Ich lege die rosarote Alles-ist-klasse-Kult-aus-den-80ern-Brille beiseite und stelle fest:
Nüchtern betrachtet, ist CYBORG in der ungeschnittenen Version eine simple Story, die außer Jean-Claude van Damme am Anfang seiner Karriere und unzählig vielen brutalen Fights nichts zu bieten hat. Ja, natürlich will MANN das sehen, wenn er einen solchen Film in den Player legt. Doch die Endachtziger sind lange vorbei und heute muss ich gestehen, dass CYBORG storytechnisch ziemlich flach ausgefallen ist im Vergleich zu anderen SF-Action-Vehikeln jener Zeit. Der Film wirkt kostengünstig in Szene gesetzt.
Jupp, die Kämpfe in den Fabrikanlagen wirken hammerhart, doch kulissenmäßig wurde wenig variiert. Da ist eine schier endlose Verfolgungsjagd zu Fuß über eine Naturlandschaft schon das höchste der Gefühle an Variation.
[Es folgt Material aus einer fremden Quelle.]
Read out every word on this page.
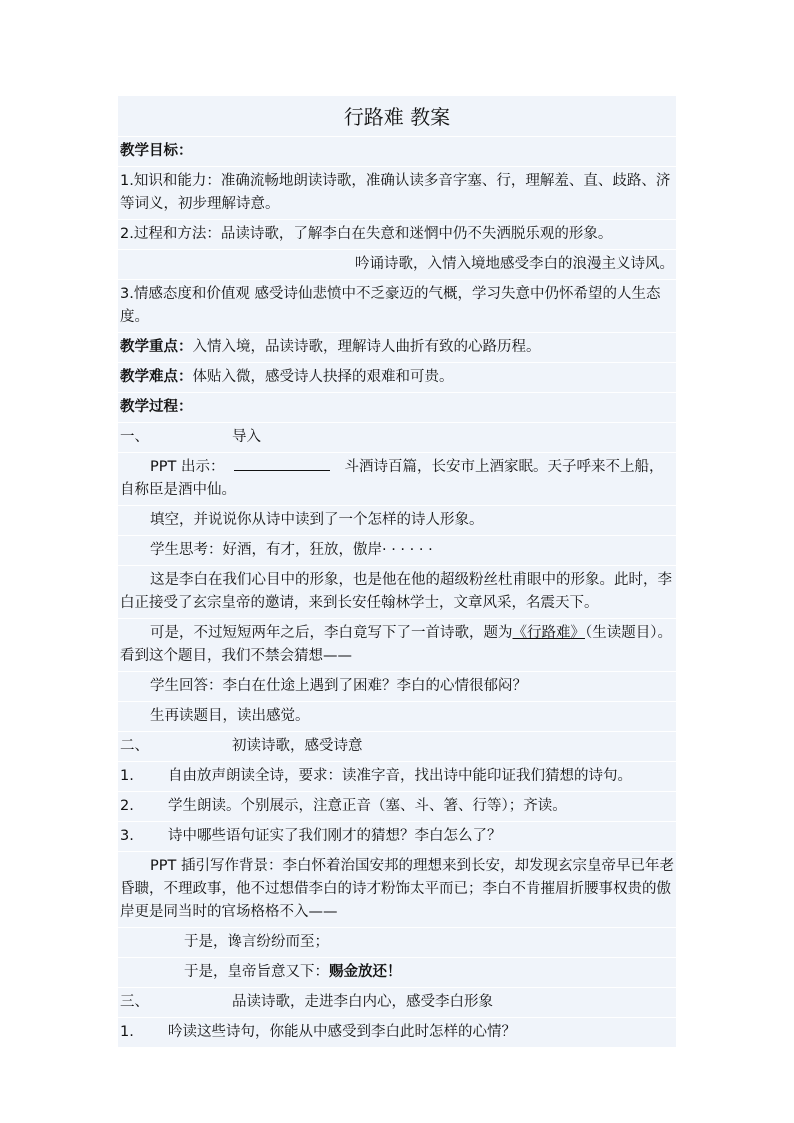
行路难 教案
教学目标：
1.知识和能力：准确流畅地朗读诗歌，准确认读多音字塞、行，理解羞、直、歧路、济等词义，初步理解诗意。
2.过程和方法：品读诗歌，了解李白在失意和迷惘中仍不失洒脱乐观的形象。
吟诵诗歌，入情入境地感受李白的浪漫主义诗风。
3.情感态度和价值观 感受诗仙悲愤中不乏豪迈的气概，学习失意中仍怀希望的人生态度。
教学重点：入情入境，品读诗歌，理解诗人曲折有致的心路历程。
教学难点：体贴入微，感受诗人抉择的艰难和可贵。
教学过程：
一、	导入
PPT 出示：	斗酒诗百篇，长安市上酒家眠。天子呼来不上船，自称臣是酒中仙。
填空，并说说你从诗中读到了一个怎样的诗人形象。
学生思考：好酒，有才，狂放，傲岸· · · · · ·
这是李白在我们心目中的形象，也是他在他的超级粉丝杜甫眼中的形象。此时，李白正接受了玄宗皇帝的邀请，来到长安任翰林学士，文章风采，名震天下。
可是，不过短短两年之后，李白竟写下了一首诗歌，题为《行路难》（生读题目）。看到这个题目，我们不禁会猜想——
学生回答：李白在仕途上遇到了困难？李白的心情很郁闷？
生再读题目，读出感觉。
二、	初读诗歌，感受诗意
1. 自由放声朗读全诗，要求：读准字音，找出诗中能印证我们猜想的诗句。
2. 学生朗读。个别展示，注意正音（塞、斗、箸、行等）；齐读。
3. 诗中哪些语句证实了我们刚才的猜想？李白怎么了？
PPT 插引写作背景：李白怀着治国安邦的理想来到长安，却发现玄宗皇帝早已年老昏聩，不理政事，他不过想借李白的诗才粉饰太平而已；李白不肯摧眉折腰事权贵的傲岸更是同当时的官场格格不入——
于是，谗言纷纷而至；
于是，皇帝旨意又下：赐金放还！
三、	品读诗歌，走进李白内心，感受李白形象
1. 吟读这些诗句，你能从中感受到李白此时怎样的心情？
Ansonsten durfte Van Damme so richtig hinlangen. So brutal wirken seine aktuellen Filme nicht mehr.
Wer ausdauernd genug war, erfreut sich in unseren Tagen auch über eine ungeschnittene Version des Films im heimischen Free-TV.
Die deutsche Synchronisation des Obermotzes ist eine stimmliche Schande und wertet den Actionfilm beinahe ab.
Als Kind der Achtziger gebe ich trotzdem 6 Punkte, wenn auch stark aus sehr nostalgischen Gründen.
6 von 10 wild brüllenden Fleisch-Piraten.